Kubernetes is a driving force in the renaissance around deploying and running applications. However, managing the database layer is still a separate concern. The KubeDB project was created as a way of providing a simple mechanism for running your storage system in the same platform as your application. In this episode Tamal Saha explains how the KubeDB project got started, why you might want to run your database with Kubernetes, and how to get started. He also covers some of the challenges of managing stateful services in Kubernetes and how the fast pace of the community has contributed to the evolution of KubeDB. If you are at any stage of a Kubernetes implementation, or just thinking about it, this is definitely worth a listen to get some perspective on how to leverage it for your entire application stack.
One of the biggest challenges for any business trying to grow and reach customers globally is how to scale their data storage. FaunaDB is a cloud native database built by the engineers behind Twitter's infrastructure and designed to serve the needs of modern systems. Evan Weaver is the co-founder and CEO of Fauna and in this episode he explains the unique capabilities of Fauna, compares the consensus and transaction algorithm to that used in other NewSQL systems, and describes the ways that it allows for new application design patterns. One of the unique aspects of Fauna that is worth drawing attention to is the first class support for temporality that simplifies querying of historical states of the data. It is definitely worth a good look for anyone building a platform that needs a simple to manage data layer that will scale with your business.
Database indexes are critical to ensure fast lookups of your data, but they are inherently tied to the database engine. Pilosa is rewriting that equation by providing a flexible, scalable, performant engine for building an index of your data to enable high-speed aggregate analysis. In this episode Seebs explains how Pilosa fits in the broader data landscape, how it is architected, and how you can start using it for your own analysis. This was an interesting exploration of a different way to look at what a database can be.
How much time do you spend maintaining your data pipeline? How much end user value does that provide? Raghu Murthy founded DataCoral as a way to abstract the low level details of ETL so that you can focus on the actual problem that you are trying to solve. In this episode he explains his motivation for building the DataCoral platform, how it is leveraging serverless computing, the challenges of delivering software as a service to customer environments, and the architecture that he has designed to make batch data management easier to work with. This was a fascinating conversation with someone who has spent his entire career working on simplifying complex data problems.

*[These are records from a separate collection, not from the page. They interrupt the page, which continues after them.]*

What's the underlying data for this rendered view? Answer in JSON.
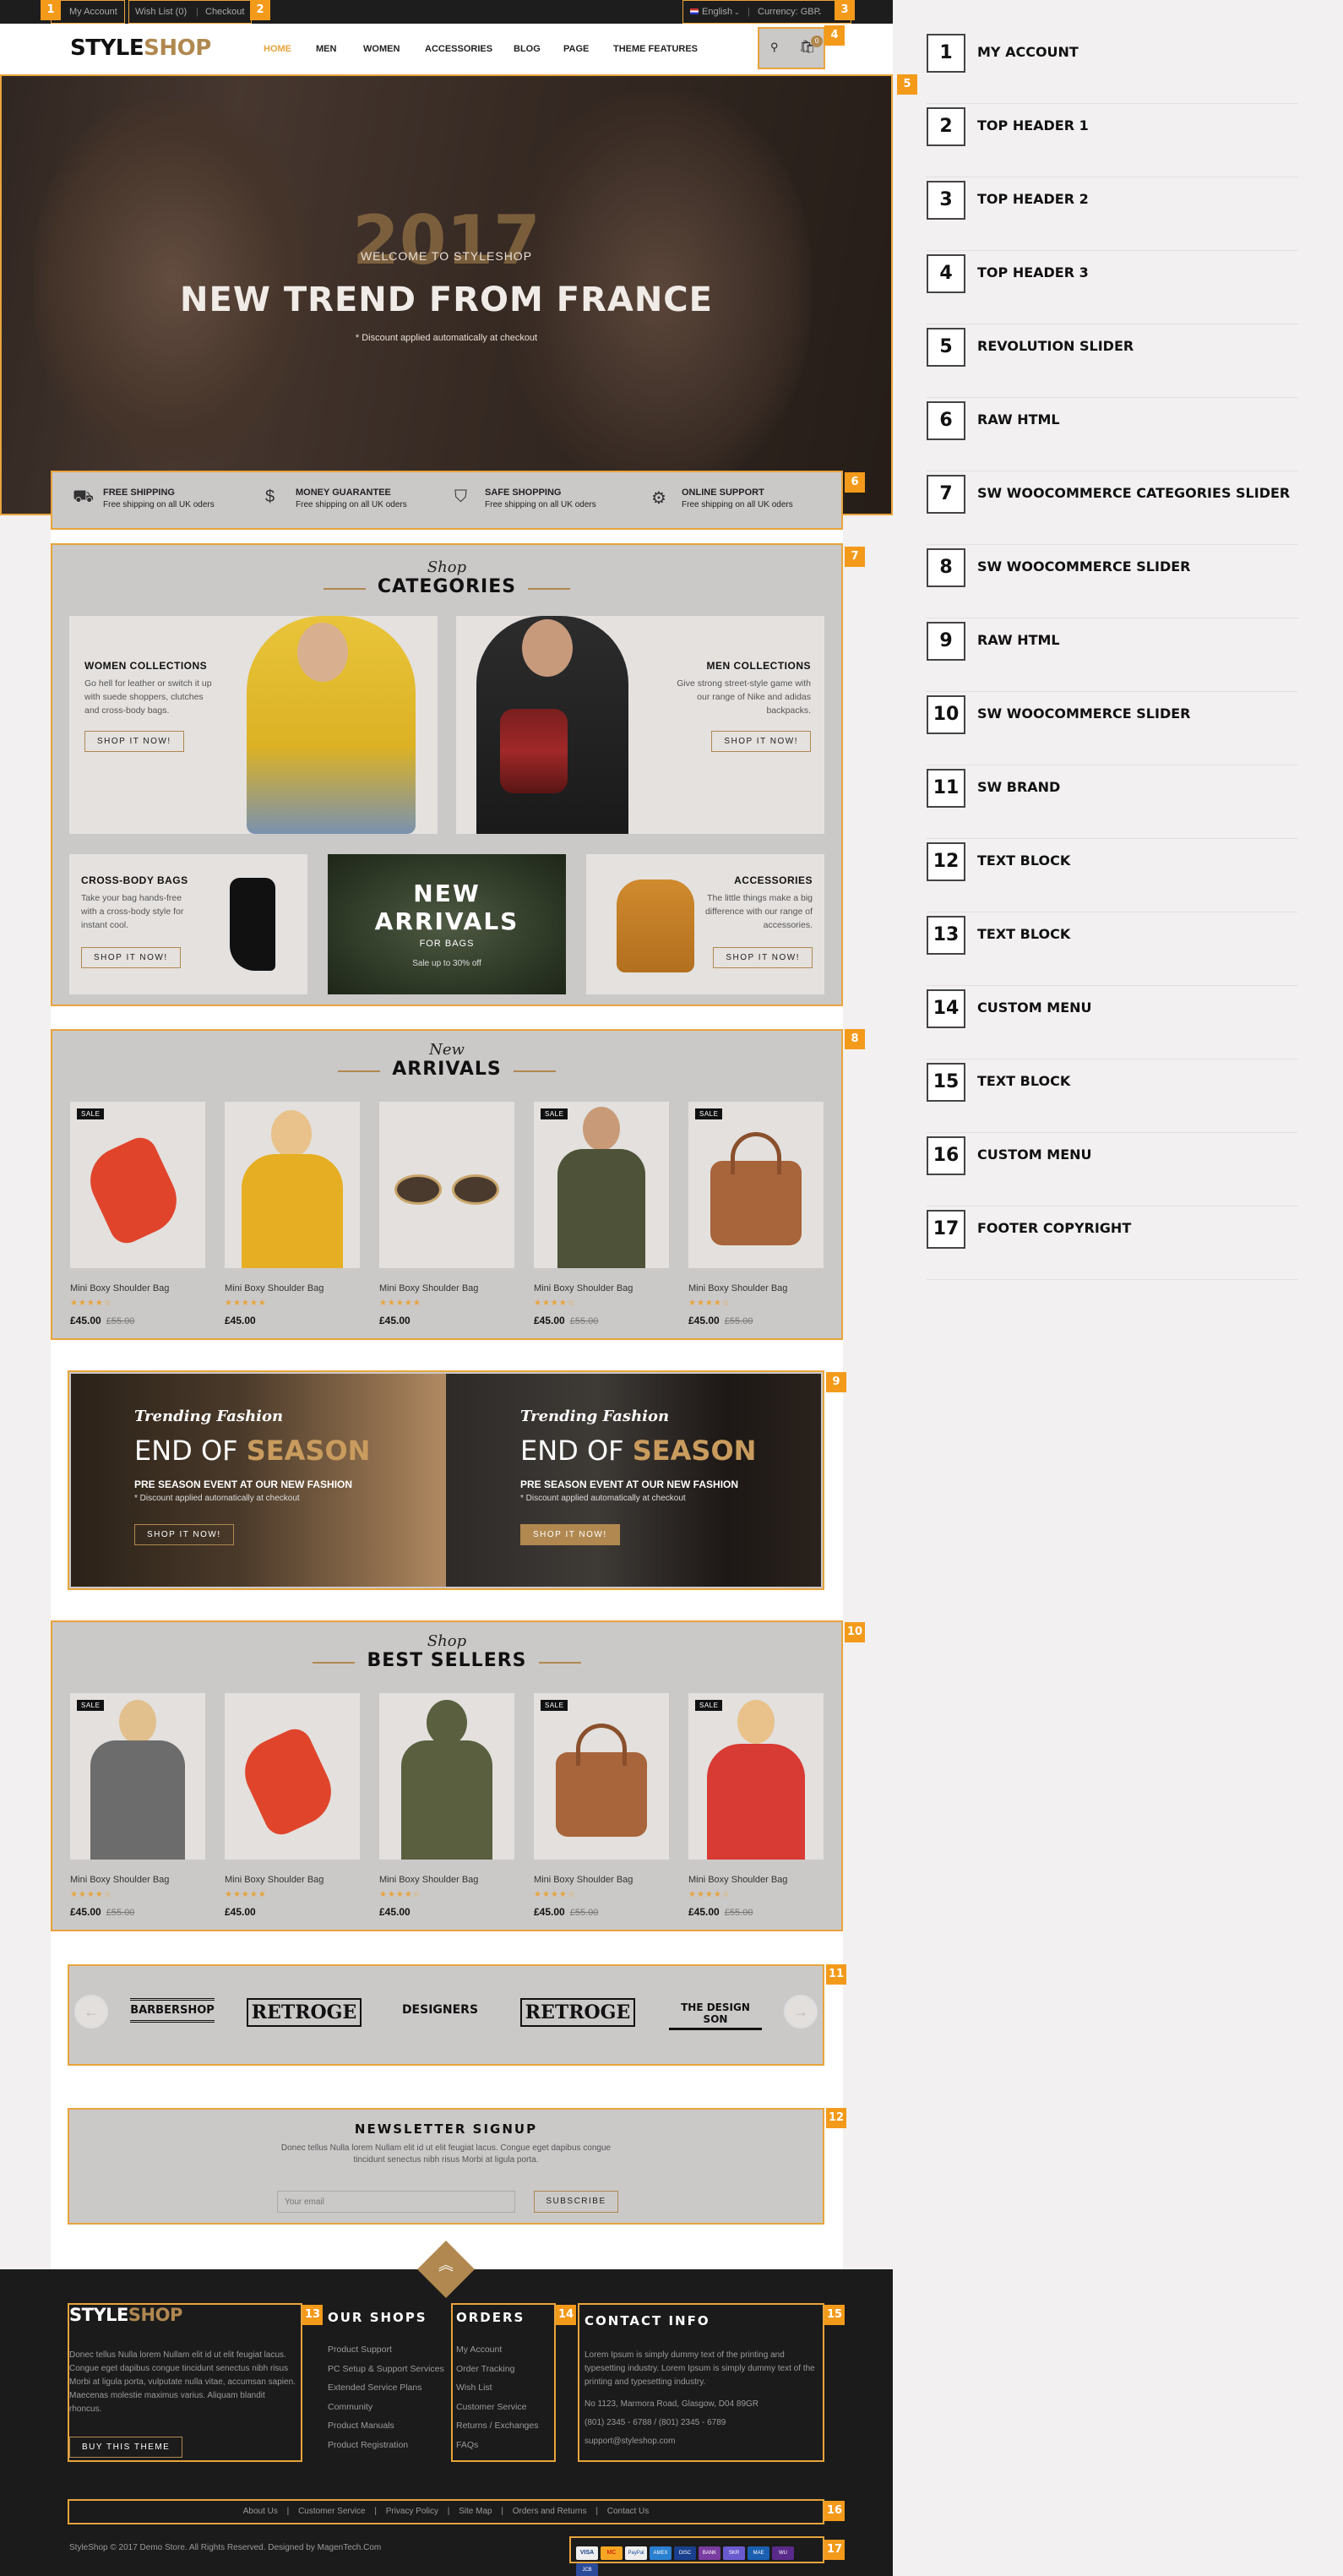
{
  "topbar": {
    "my_account": "My Account",
    "wishlist": "Wish List (0)",
    "checkout": "Checkout",
    "language": "English",
    "currency": "Currency: GBP"
  },
  "header": {
    "logo_part1": "STYLE",
    "logo_part2": "SHOP",
    "nav": [
      "HOME",
      "MEN",
      "WOMEN",
      "ACCESSORIES",
      "BLOG",
      "PAGE",
      "THEME FEATURES"
    ],
    "cart_count": "0"
  },
  "hero": {
    "year": "2017",
    "welcome": "WELCOME TO STYLESHOP",
    "headline": "NEW TREND FROM FRANCE",
    "sub": "* Discount applied automatically at checkout"
  },
  "features": [
    {
      "title": "FREE SHIPPING",
      "desc": "Free shipping on all UK oders",
      "icon": "truck-icon"
    },
    {
      "title": "MONEY GUARANTEE",
      "desc": "Free shipping on all UK oders",
      "icon": "money-icon"
    },
    {
      "title": "SAFE SHOPPING",
      "desc": "Free shipping on all UK oders",
      "icon": "shield-icon"
    },
    {
      "title": "ONLINE SUPPORT",
      "desc": "Free shipping on all UK oders",
      "icon": "gears-icon"
    }
  ],
  "categories": {
    "script": "Shop",
    "title": "CATEGORIES",
    "women": {
      "title": "WOMEN COLLECTIONS",
      "desc": "Go hell for leather or switch it up with suede shoppers, clutches and cross-body bags.",
      "btn": "SHOP IT NOW!"
    },
    "men": {
      "title": "MEN COLLECTIONS",
      "desc": "Give strong street-style game with our range of Nike and adidas backpacks.",
      "btn": "SHOP IT NOW!"
    },
    "crossbody": {
      "title": "CROSS-BODY BAGS",
      "desc": "Take your bag hands-free with a cross-body style for instant cool.",
      "btn": "SHOP IT NOW!"
    },
    "arrivals": {
      "line1": "NEW",
      "line2": "ARRIVALS",
      "line3": "FOR BAGS",
      "line4": "Sale up to 30% off"
    },
    "accessories": {
      "title": "ACCESSORIES",
      "desc": "The little things make a big difference with our range of accessories.",
      "btn": "SHOP IT NOW!"
    }
  },
  "new_arrivals": {
    "script": "New",
    "title": "ARRIVALS",
    "products": [
      {
        "name": "Mini Boxy Shoulder Bag",
        "stars": "★★★★☆",
        "price": "£45.00",
        "old": "£55.00",
        "sale": "SALE"
      },
      {
        "name": "Mini Boxy Shoulder Bag",
        "stars": "★★★★★",
        "price": "£45.00",
        "old": "",
        "sale": ""
      },
      {
        "name": "Mini Boxy Shoulder Bag",
        "stars": "★★★★★",
        "price": "£45.00",
        "old": "",
        "sale": ""
      },
      {
        "name": "Mini Boxy Shoulder Bag",
        "stars": "★★★★☆",
        "price": "£45.00",
        "old": "£55.00",
        "sale": "SALE"
      },
      {
        "name": "Mini Boxy Shoulder Bag",
        "stars": "★★★★☆",
        "price": "£45.00",
        "old": "£55.00",
        "sale": "SALE"
      }
    ]
  },
  "banners": [
    {
      "script": "Trending Fashion",
      "title1": "END OF ",
      "title2": "SEASON",
      "line": "PRE SEASON EVENT AT OUR NEW FASHION",
      "sub": "* Discount applied automatically at checkout",
      "btn": "SHOP IT NOW!"
    },
    {
      "script": "Trending Fashion",
      "title1": "END OF ",
      "title2": "SEASON",
      "line": "PRE SEASON EVENT AT OUR NEW FASHION",
      "sub": "* Discount applied automatically at checkout",
      "btn": "SHOP IT NOW!"
    }
  ],
  "best_sellers": {
    "script": "Shop",
    "title": "BEST SELLERS",
    "products": [
      {
        "name": "Mini Boxy Shoulder Bag",
        "stars": "★★★★☆",
        "price": "£45.00",
        "old": "£55.00",
        "sale": "SALE"
      },
      {
        "name": "Mini Boxy Shoulder Bag",
        "stars": "★★★★★",
        "price": "£45.00",
        "old": "",
        "sale": ""
      },
      {
        "name": "Mini Boxy Shoulder Bag",
        "stars": "★★★★☆",
        "price": "£45.00",
        "old": "",
        "sale": ""
      },
      {
        "name": "Mini Boxy Shoulder Bag",
        "stars": "★★★★☆",
        "price": "£45.00",
        "old": "£55.00",
        "sale": "SALE"
      },
      {
        "name": "Mini Boxy Shoulder Bag",
        "stars": "★★★★☆",
        "price": "£45.00",
        "old": "£55.00",
        "sale": "SALE"
      }
    ]
  },
  "brands": [
    "BARBERSHOP",
    "RETROGE",
    "DESIGNERS",
    "RETROGE",
    "THE DESIGN SON"
  ],
  "newsletter": {
    "title": "NEWSLETTER SIGNUP",
    "desc1": "Donec tellus Nulla lorem Nullam elit id ut elit feugiat lacus. Congue eget dapibus congue",
    "desc2": "tincidunt senectus nibh risus Morbi at ligula porta.",
    "placeholder": "Your email",
    "btn": "SUBSCRIBE"
  },
  "footer": {
    "logo_part1": "STYLE",
    "logo_part2": "SHOP",
    "about": "Donec tellus Nulla lorem Nullam elit id ut elit feugiat lacus. Congue eget dapibus congue tincidunt senectus nibh risus Morbi at ligula porta, vulputate nulla vitae, accumsan sapien. Maecenas molestie maximus varius. Aliquam blandit rhoncus.",
    "buy_btn": "BUY THIS THEME",
    "shops_title": "OUR SHOPS",
    "shops": [
      "Product Support",
      "PC Setup & Support Services",
      "Extended Service Plans",
      "Community",
      "Product Manuals",
      "Product Registration"
    ],
    "orders_title": "ORDERS",
    "orders": [
      "My Account",
      "Order Tracking",
      "Wish List",
      "Customer Service",
      "Returns / Exchanges",
      "FAQs"
    ],
    "contact_title": "CONTACT INFO",
    "contact_desc": "Lorem Ipsum is simply dummy text of the printing and typesetting industry. Lorem Ipsum is simply dummy text of the printing and typesetting industry.",
    "address": "No 1123, Marmora Road, Glasgow, D04 89GR",
    "phone": "(801) 2345 - 6788 / (801) 2345 - 6789",
    "email": "support@styleshop.com",
    "menu": [
      "About Us",
      "Customer Service",
      "Privacy Policy",
      "Site Map",
      "Orders and Returns",
      "Contact Us"
    ],
    "copyright": "StyleShop © 2017 Demo Store. All Rights Reserved. Designed by MagenTech.Com",
    "payments": [
      "VISA",
      "MC",
      "PayPal",
      "AMEX",
      "DISC",
      "BANK",
      "SKR",
      "MAE",
      "WU",
      "JCB"
    ]
  },
  "panel": [
    {
      "n": "1",
      "label": "MY ACCOUNT"
    },
    {
      "n": "2",
      "label": "TOP HEADER 1"
    },
    {
      "n": "3",
      "label": "TOP HEADER 2"
    },
    {
      "n": "4",
      "label": "TOP HEADER 3"
    },
    {
      "n": "5",
      "label": "REVOLUTION SLIDER"
    },
    {
      "n": "6",
      "label": "RAW HTML"
    },
    {
      "n": "7",
      "label": "SW WOOCOMMERCE CATEGORIES SLIDER"
    },
    {
      "n": "8",
      "label": "SW WOOCOMMERCE SLIDER"
    },
    {
      "n": "9",
      "label": "RAW HTML"
    },
    {
      "n": "10",
      "label": "SW WOOCOMMERCE SLIDER"
    },
    {
      "n": "11",
      "label": "SW BRAND"
    },
    {
      "n": "12",
      "label": "TEXT BLOCK"
    },
    {
      "n": "13",
      "label": "TEXT BLOCK"
    },
    {
      "n": "14",
      "label": "CUSTOM MENU"
    },
    {
      "n": "15",
      "label": "TEXT BLOCK"
    },
    {
      "n": "16",
      "label": "CUSTOM MENU"
    },
    {
      "n": "17",
      "label": "FOOTER COPYRIGHT"
    }
  ],
  "badges": [
    "1",
    "2",
    "3",
    "4",
    "5",
    "6",
    "7",
    "8",
    "9",
    "10",
    "11",
    "12",
    "13",
    "14",
    "15",
    "16",
    "17"
  ],
  "colors": {
    "accent": "#e8a43c",
    "brand_gold": "#b08850",
    "dark": "#1b1b1b",
    "highlight_gray": "#cbc8c8"
  }
}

Analytics projects fail all the time, resulting in lost opportunities and wasted resources. There are a number of factors that contribute to that failure and not all of them are under our control. However, many of them are and as data engineers we can help to keep our projects on the path to success. Eugene Khazin is the CEO of PrimeTSR where he is tasked with rescuing floundering analytics efforts and ensuring that they provide value to the business. In this episode he reflects on the ways that data projects can be structured to provide a higher probability of success and utility, how data engineers can get throughout the project lifecycle, and how to salvage a failed project so that some value can be gained from the effort.